More simply put, the 49th Parallel is one of the most active borders when it comes to trade. Supporting the Canadian-U.S. partnership is the announcement that the Keystone XL and Dakota Access oil pipelines are back on the table to get digging on. This is a positive for the Canadian dollar (largely dependent on the price of oil and ability to export its natural resources), which put some pressure on domestic grain prices this week. As per pdqinfo.ca for hard red spring wheat western Canadian cash prices dropped more than three per cent, with durum and Canada Prairie Spring (CPS) wheat cash prices also pulling back, on average, 4.5 per cent and 3.3 per cent, respectively across the Canadian Prairies. Canola was really the only bright spot of the week with futures leading most of the 4.3 per cent gain on the cash market, recovering most of the losses its seen since the start of 2017. Demand has been the big driver, as has competition with soyoil, which is staying elevated while there are still questions on the Argentinian soybean crop and what is happening with available palm oil supplies in Southeast Asia (still below average but likely to rebound in the second half of 2017).

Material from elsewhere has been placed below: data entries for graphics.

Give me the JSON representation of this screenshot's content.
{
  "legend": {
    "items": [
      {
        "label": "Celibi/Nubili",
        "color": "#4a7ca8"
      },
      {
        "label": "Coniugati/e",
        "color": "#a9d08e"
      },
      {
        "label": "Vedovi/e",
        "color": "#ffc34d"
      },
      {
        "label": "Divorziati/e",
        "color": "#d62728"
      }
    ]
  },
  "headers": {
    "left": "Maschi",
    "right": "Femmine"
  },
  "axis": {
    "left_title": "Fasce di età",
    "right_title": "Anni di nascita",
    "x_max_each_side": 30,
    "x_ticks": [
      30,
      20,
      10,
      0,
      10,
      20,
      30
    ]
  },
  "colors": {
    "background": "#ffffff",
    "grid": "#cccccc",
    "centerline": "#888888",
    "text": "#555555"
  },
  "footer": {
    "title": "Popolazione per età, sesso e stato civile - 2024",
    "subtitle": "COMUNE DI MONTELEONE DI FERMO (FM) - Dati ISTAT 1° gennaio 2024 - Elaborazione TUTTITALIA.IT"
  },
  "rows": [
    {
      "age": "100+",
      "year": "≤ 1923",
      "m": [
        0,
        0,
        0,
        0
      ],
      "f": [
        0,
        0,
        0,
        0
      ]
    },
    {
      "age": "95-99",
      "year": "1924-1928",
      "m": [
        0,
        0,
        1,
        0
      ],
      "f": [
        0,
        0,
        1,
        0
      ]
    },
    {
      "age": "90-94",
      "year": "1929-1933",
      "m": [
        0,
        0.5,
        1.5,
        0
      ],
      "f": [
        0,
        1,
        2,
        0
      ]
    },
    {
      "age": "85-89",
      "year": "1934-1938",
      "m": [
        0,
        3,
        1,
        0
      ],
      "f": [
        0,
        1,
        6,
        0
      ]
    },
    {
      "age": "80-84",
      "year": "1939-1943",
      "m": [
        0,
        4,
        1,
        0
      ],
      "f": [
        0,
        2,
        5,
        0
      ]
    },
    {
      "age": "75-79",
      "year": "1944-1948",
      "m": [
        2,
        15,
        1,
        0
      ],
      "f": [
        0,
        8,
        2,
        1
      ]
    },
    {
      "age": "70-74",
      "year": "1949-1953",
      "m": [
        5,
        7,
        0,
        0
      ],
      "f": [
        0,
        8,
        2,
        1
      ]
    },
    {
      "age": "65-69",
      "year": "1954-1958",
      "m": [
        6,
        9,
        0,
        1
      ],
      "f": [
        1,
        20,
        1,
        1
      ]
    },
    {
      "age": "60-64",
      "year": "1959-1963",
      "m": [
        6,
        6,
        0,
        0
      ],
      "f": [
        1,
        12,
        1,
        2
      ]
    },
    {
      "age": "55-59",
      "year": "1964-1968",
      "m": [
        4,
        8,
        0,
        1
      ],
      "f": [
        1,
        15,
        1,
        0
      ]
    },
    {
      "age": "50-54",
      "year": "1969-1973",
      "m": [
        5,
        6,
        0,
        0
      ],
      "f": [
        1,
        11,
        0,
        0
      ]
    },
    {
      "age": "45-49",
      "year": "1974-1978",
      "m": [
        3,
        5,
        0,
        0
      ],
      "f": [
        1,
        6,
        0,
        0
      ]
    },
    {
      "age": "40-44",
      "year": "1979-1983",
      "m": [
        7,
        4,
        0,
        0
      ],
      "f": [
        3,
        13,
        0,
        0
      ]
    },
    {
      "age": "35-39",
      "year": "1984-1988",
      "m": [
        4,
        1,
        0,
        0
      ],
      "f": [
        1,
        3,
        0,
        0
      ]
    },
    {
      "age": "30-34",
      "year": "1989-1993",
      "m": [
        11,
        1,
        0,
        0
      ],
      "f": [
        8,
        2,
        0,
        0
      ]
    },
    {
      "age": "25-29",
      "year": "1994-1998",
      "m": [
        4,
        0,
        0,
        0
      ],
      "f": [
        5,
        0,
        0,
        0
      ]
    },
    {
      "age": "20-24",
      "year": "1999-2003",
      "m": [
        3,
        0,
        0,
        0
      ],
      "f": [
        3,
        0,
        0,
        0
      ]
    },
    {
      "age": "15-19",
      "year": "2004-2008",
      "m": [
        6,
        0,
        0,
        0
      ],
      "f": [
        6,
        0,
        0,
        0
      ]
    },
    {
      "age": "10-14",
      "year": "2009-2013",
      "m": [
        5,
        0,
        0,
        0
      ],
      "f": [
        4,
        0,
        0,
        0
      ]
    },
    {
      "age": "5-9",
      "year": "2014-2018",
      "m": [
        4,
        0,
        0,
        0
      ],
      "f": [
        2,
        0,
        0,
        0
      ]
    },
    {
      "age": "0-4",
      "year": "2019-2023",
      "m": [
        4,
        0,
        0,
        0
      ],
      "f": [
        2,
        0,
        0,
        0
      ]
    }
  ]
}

Apart from the trade policy action with the new U.S. government, the market’s focus continues to be on South America where better weather in Argentina and new forecasts in Brazil continue to suggest a record soybean and corn crop for the total continent. With Brazil at the point where only harvest rains could negatively affect numbers, the early January rains across the country were welcomed by the additional acres planted this year (as per Companhia Nacional de Abastecimento (CONAB), soybeans +2 per cent year over year to 83.8 million acres, corn area is up seven per cent from last year to 39.8 million acres and wheat is unchanged at 5.2 million acres). As per AgRural, Brazilian farmers have sold 37 per cent of their 2016/17 soybeans, compared to 48 per cent at this time a year ago and an average of 44 per cent over the past four years). Next door in Argentina, the drier weather of late has relaxed bullish tensions in the market but it is estimated that 4.9 million acres of soybeans (or about 10 per cent of total area) still needs to be planted, and these acreage would equal nearly four million tonnes of production.
Speaking of acres, Informa Economics pulled back its estimate of 2017 American soybean area by about 150,000 to 88.65 million acres. Considering where soybean prices are at today (still above $10/bushel in Chicago), these are profitable levels for most producers, but we are still cognizant of the 2016/17 record production carryout, estimated 2017/18 production, and the aforementioned fact that South American farmers are behind in their sales, meaning as those sales ramp up, pressure will get put on the market. On the flipside, there is a case that if the corn market can get closer to $4/bushel by another quarter or so, the likelihood of 2017 U.S. corn acreage staying similar to that of 2016 would increase (we will still see above 90 million no matter what). Right now, market prices are supporting all the aforementioned acreage and accordingly, managing some of the price risk exposure of that area/production and taking a side on the profitable side of the balance sheet is hard to ignore.